聖者の全身の肖像画と聖遺物の頭髪、そして五月に列福される前教皇様、ヨハネ・パウロ2世が使用した
椅子と膝まづき台が、その小さな御聖堂の中に置かれている。
大聖堂の明るさとは対照的に、薄暗い小聖堂には小さなステンドグラスの窓から差し込む光が、影を作り悲しみの中にも希望を、そう光の天使達が歌っているようだ。
聖者、マキシミリアノ・マリア・コルベ神父様は、信心会・聖母の騎士会を創立された程に、聖母マリア様へ信頼されておられました。

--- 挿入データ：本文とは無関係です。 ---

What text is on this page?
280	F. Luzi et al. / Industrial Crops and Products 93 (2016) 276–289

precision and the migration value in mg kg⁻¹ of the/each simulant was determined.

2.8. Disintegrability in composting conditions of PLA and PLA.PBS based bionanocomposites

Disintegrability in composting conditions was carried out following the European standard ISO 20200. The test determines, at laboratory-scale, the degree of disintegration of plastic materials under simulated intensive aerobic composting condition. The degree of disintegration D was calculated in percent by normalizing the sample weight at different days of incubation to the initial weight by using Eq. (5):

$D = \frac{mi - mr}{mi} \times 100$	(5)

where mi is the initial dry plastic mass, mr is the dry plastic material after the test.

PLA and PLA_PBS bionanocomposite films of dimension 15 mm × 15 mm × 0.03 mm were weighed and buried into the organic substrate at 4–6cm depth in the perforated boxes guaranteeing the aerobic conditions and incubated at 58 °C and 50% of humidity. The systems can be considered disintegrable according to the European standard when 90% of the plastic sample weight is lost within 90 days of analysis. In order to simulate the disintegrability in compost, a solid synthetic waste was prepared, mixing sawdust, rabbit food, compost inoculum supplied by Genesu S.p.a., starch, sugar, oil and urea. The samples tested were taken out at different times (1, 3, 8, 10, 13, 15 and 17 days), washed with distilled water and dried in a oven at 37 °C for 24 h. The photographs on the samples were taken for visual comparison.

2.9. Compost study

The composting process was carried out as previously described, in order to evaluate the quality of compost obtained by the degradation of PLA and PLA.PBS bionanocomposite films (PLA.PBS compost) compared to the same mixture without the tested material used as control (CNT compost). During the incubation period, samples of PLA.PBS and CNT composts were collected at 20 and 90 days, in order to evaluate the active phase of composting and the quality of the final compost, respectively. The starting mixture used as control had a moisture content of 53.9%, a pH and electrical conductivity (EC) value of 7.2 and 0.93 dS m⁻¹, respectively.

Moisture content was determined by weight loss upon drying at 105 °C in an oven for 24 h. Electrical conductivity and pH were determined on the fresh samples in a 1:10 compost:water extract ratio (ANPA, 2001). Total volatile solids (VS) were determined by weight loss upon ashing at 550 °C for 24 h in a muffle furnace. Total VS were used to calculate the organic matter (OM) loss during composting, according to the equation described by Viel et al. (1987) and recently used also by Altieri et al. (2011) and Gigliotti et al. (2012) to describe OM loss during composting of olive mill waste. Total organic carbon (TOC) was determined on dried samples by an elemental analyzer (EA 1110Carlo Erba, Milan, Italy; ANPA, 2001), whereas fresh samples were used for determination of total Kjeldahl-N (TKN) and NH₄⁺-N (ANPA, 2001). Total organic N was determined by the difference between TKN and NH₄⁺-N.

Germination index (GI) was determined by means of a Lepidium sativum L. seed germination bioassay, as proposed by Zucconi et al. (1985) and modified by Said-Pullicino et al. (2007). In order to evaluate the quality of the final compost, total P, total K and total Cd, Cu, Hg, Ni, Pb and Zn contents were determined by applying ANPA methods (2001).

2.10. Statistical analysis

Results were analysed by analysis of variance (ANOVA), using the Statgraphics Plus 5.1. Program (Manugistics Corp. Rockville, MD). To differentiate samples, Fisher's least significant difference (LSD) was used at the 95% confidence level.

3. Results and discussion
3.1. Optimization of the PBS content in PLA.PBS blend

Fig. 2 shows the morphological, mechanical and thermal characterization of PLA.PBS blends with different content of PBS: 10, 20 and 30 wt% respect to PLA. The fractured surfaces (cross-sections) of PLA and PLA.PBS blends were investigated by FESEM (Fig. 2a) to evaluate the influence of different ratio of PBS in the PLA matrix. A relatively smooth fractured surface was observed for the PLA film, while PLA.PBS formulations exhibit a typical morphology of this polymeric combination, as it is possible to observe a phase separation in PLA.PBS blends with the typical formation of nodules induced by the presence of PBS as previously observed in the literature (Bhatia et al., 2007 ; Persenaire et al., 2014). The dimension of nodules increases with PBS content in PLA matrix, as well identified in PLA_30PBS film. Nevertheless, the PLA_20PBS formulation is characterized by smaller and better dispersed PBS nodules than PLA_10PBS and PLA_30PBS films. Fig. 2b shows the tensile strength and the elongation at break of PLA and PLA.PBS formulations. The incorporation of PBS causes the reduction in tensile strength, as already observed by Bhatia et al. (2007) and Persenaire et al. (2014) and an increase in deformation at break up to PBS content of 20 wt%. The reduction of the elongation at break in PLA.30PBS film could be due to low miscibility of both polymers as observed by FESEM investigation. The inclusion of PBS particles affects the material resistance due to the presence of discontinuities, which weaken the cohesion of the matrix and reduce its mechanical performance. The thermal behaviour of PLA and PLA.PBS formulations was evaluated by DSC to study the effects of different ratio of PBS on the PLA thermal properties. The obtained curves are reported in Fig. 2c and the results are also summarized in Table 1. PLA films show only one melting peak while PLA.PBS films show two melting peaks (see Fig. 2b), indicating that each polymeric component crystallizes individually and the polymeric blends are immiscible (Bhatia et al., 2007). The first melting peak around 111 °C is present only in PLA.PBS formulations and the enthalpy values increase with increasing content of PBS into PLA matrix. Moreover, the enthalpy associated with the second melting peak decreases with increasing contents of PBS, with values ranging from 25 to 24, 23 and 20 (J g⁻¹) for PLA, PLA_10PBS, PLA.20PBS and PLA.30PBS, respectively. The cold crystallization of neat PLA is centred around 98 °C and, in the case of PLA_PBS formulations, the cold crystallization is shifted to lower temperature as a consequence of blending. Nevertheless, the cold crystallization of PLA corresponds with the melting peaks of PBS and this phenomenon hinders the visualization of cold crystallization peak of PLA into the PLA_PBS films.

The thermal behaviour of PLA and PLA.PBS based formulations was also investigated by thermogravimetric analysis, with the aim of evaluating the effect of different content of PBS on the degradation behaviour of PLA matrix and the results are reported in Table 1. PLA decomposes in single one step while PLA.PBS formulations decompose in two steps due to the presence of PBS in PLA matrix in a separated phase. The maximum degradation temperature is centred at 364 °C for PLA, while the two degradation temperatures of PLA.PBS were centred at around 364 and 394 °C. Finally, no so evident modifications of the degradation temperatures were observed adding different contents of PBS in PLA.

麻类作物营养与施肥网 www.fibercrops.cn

聖母に無原罪の聖母に寄り頼む事が、主の救いに与る最も安全で最速の道だと。
その聖コルベ神父様の肖像画の横には、御手を広げた聖母の御像が、優しい笑みを浮かべています。
ものごころが付いた頃、父の書斎の本棚に、マリア様の御像が置いてあるのに気づき暫く眺めていた事を、この小さな聖堂のマリア様を見つめながら想い出した。
マリア・・・なんて安らかな響きなのでしょう。
マリア・・・なんと柔らかく暖かな音なのでしょう。
コンベンツアル聖フランシスコ修道会・日本管区は伝統的に、挨拶を「マリア」と言います。
その伝統も最近は薄れてしまったのか「マリア」と挨拶する事も殆んど無くなってしまっているのですが
長崎の修道院、食前の祈りの後、「マリア」と言うのでした。
少しくすぐったい、その響きの中に、確実に今、マリア様がこの食事を共になさって下さるのだと感じながら、心の中でもう一度、
「マリア・・・」と呟いていました。
マリア・・・なんて安らかな響きなのでしょう。
マリア・・・なんと柔らかく暖かな音なのでしょう。